Clients Using WPA/WPA2 and Power Save May Fail to Authenticate
Certain clients using WPA/WPA2 key management and power save may take many attempts to 
authenticate or, in some cases, fail to authenticate. Any SSID defined to use authentication 
key-management wpa, coupled with clients using power save mode and authenticating using 
WPA/WPA2 may experience this problem.
A hidden configure level command, dot11 wpa handshake timeout, can be used to increase the timeout 
between sending the WPA key packets from the default value (100 ms) to a value between 101 and 200 
ms. The command stores its value in the configuration across device reloads. 

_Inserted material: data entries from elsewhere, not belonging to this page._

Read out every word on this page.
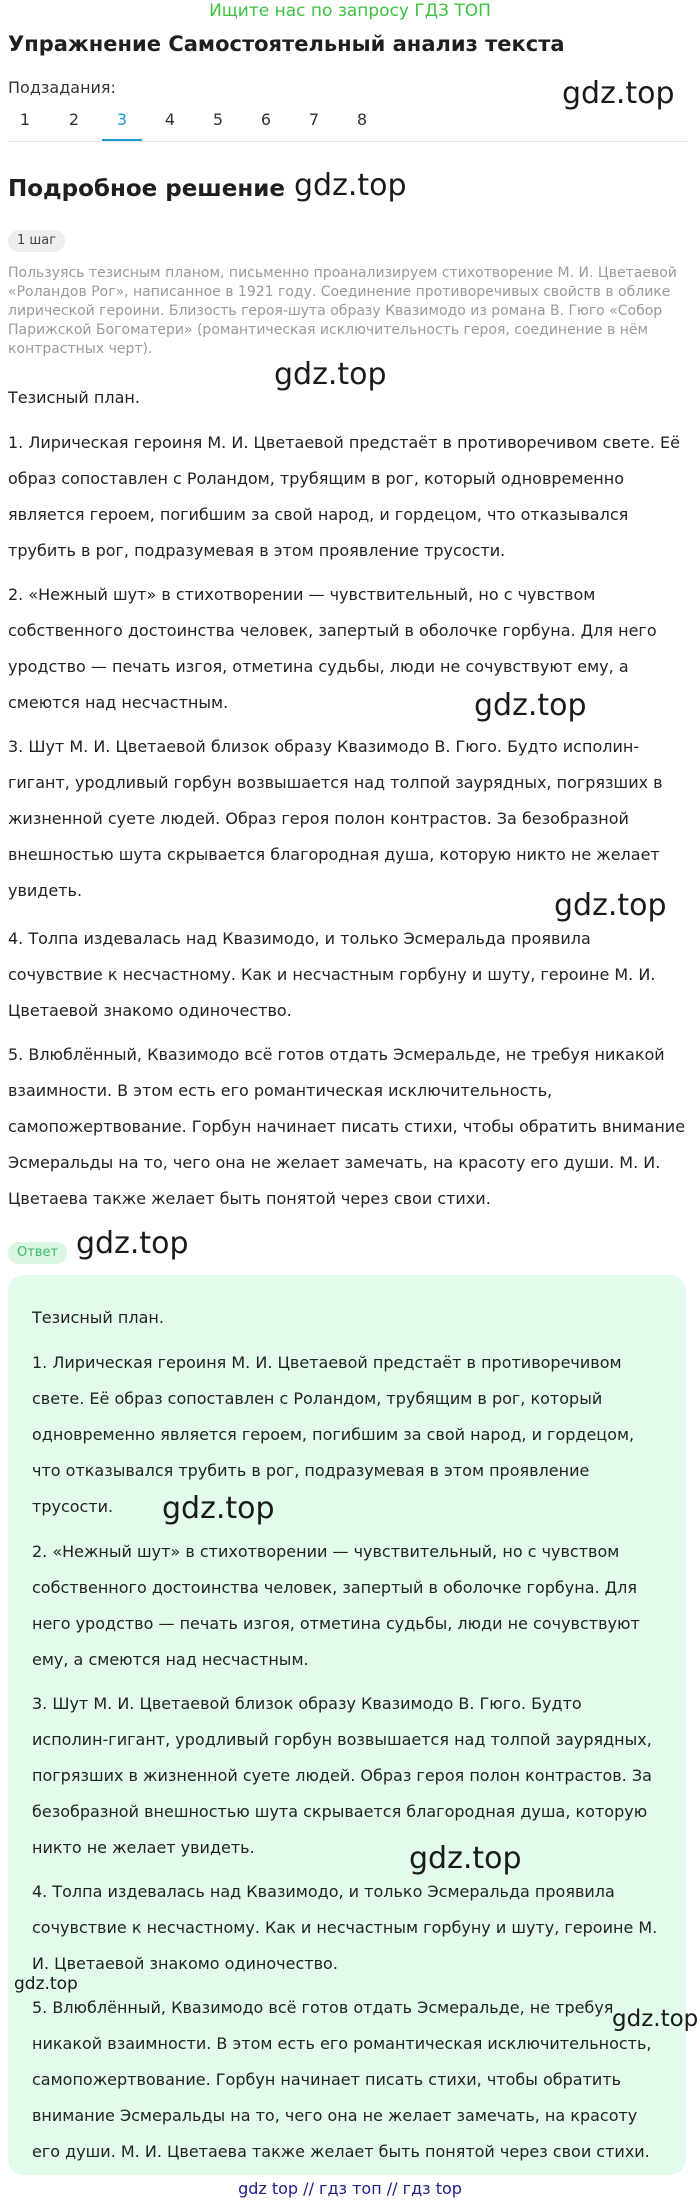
Ищите нас по запросу ГДЗ ТОП
Упражнение Самостоятельный анализ текста
Подзадания:
1	2	3	4	5	6	7	8
gdz.top
Подробное решение gdz.top
1 шаг
Пользуясь тезисным планом, письменно проанализируем стихотворение М. И. Цветаевой «Роландов Рог», написанное в 1921 году. Соединение противоречивых свойств в облике лирической героини. Близость героя-шута образу Квазимодо из романа В. Гюго «Собор Парижской Богоматери» (романтическая исключительность героя, соединение в нём контрастных черт).
gdz.top
Тезисный план.
1. Лирическая героиня М. И. Цветаевой предстаёт в противоречивом свете. Её образ сопоставлен с Роландом, трубящим в рог, который одновременно является героем, погибшим за свой народ, и гордецом, что отказывался трубить в рог, подразумевая в этом проявление трусости.
2. «Нежный шут» в стихотворении — чувствительный, но с чувством собственного достоинства человек, запертый в оболочке горбуна. Для него уродство — печать изгоя, отметина судьбы, люди не сочувствуют ему, а смеются над несчастным.	gdz.top
3. Шут М. И. Цветаевой близок образу Квазимодо В. Гюго. Будто исполин-гигант, уродливый горбун возвышается над толпой заурядных, погрязших в жизненной суете людей. Образ героя полон контрастов. За безобразной внешностью шута скрывается благородная душа, которую никто не желает увидеть.	gdz.top
4. Толпа издевалась над Квазимодо, и только Эсмеральда проявила сочувствие к несчастному. Как и несчастным горбуну и шуту, героине М. И. Цветаевой знакомо одиночество.
5. Влюблённый, Квазимодо всё готов отдать Эсмеральде, не требуя никакой взаимности. В этом есть его романтическая исключительность, самопожертвование. Горбун начинает писать стихи, чтобы обратить внимание Эсмеральды на то, чего она не желает замечать, на красоту его души. М. И. Цветаева также желает быть понятой через свои стихи.
Ответ gdz.top
Тезисный план.
1. Лирическая героиня М. И. Цветаевой предстаёт в противоречивом свете. Её образ сопоставлен с Роландом, трубящим в рог, который одновременно является героем, погибшим за свой народ, и гордецом, что отказывался трубить в рог, подразумевая в этом проявление трусости.	gdz.top
2. «Нежный шут» в стихотворении — чувствительный, но с чувством собственного достоинства человек, запертый в оболочке горбуна. Для него уродство — печать изгоя, отметина судьбы, люди не сочувствуют ему, а смеются над несчастным.
3. Шут М. И. Цветаевой близок образу Квазимодо В. Гюго. Будто исполин-гигант, уродливый горбун возвышается над толпой заурядных, погрязших в жизненной суете людей. Образ героя полон контрастов. За безобразной внешностью шута скрывается благородная душа, которую никто не желает увидеть.	gdz.top
4. Толпа издевалась над Квазимодо, и только Эсмеральда проявила сочувствие к несчастному. Как и несчастным горбуну и шуту, героине М. И. Цветаевой знакомо одиночество.
gdz.top
gdz.top
5. Влюблённый, Квазимодо всё готов отдать Эсмеральде, не требуя никакой взаимности. В этом есть его романтическая исключительность, самопожертвование. Горбун начинает писать стихи, чтобы обратить внимание Эсмеральды на то, чего она не желает замечать, на красоту его души. М. И. Цветаева также желает быть понятой через свои стихи.
gdz top // гдз топ // гдз top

Default Username and Password Are Cisco
When you open the access point interface, you must enter a username and password. The default 
username for administrator login is Cisco, and the default password is Cisco. Both the username and 
password are case sensitive.
Some Client Devices Cannot Associate When QoS Is Configured
Some wireless client devices, including Dell Axim handhelds and Hewlett-Packard iPaq HX4700 
handhelds, cannot associate to an access point when the access point is configured for QoS. To allow 
these clients to associate, disable QoS on the access point. You can use the QoS Policies page on the 
access point GUI to disable QoS, or enter this command on the CLI:
ap(config-if)#no dot11 qos mode
Some Devices Disassociate When Multiple BSSIDs Are Added or Deleted
Devices on your wireless LAN that are configured to associate to a specific access point based on the 
access point MAC address (such as client devices, repeaters, hot standby units, or workgroup bridges) 
might lose their association when you add or delete a multiple BSSID. When you add or delete a multiple 
BSSID, check the association status of devices configured to associate to a specific access point. If 
necessary, reconfigure the disassociated device to use the BSSID’s new MAC address.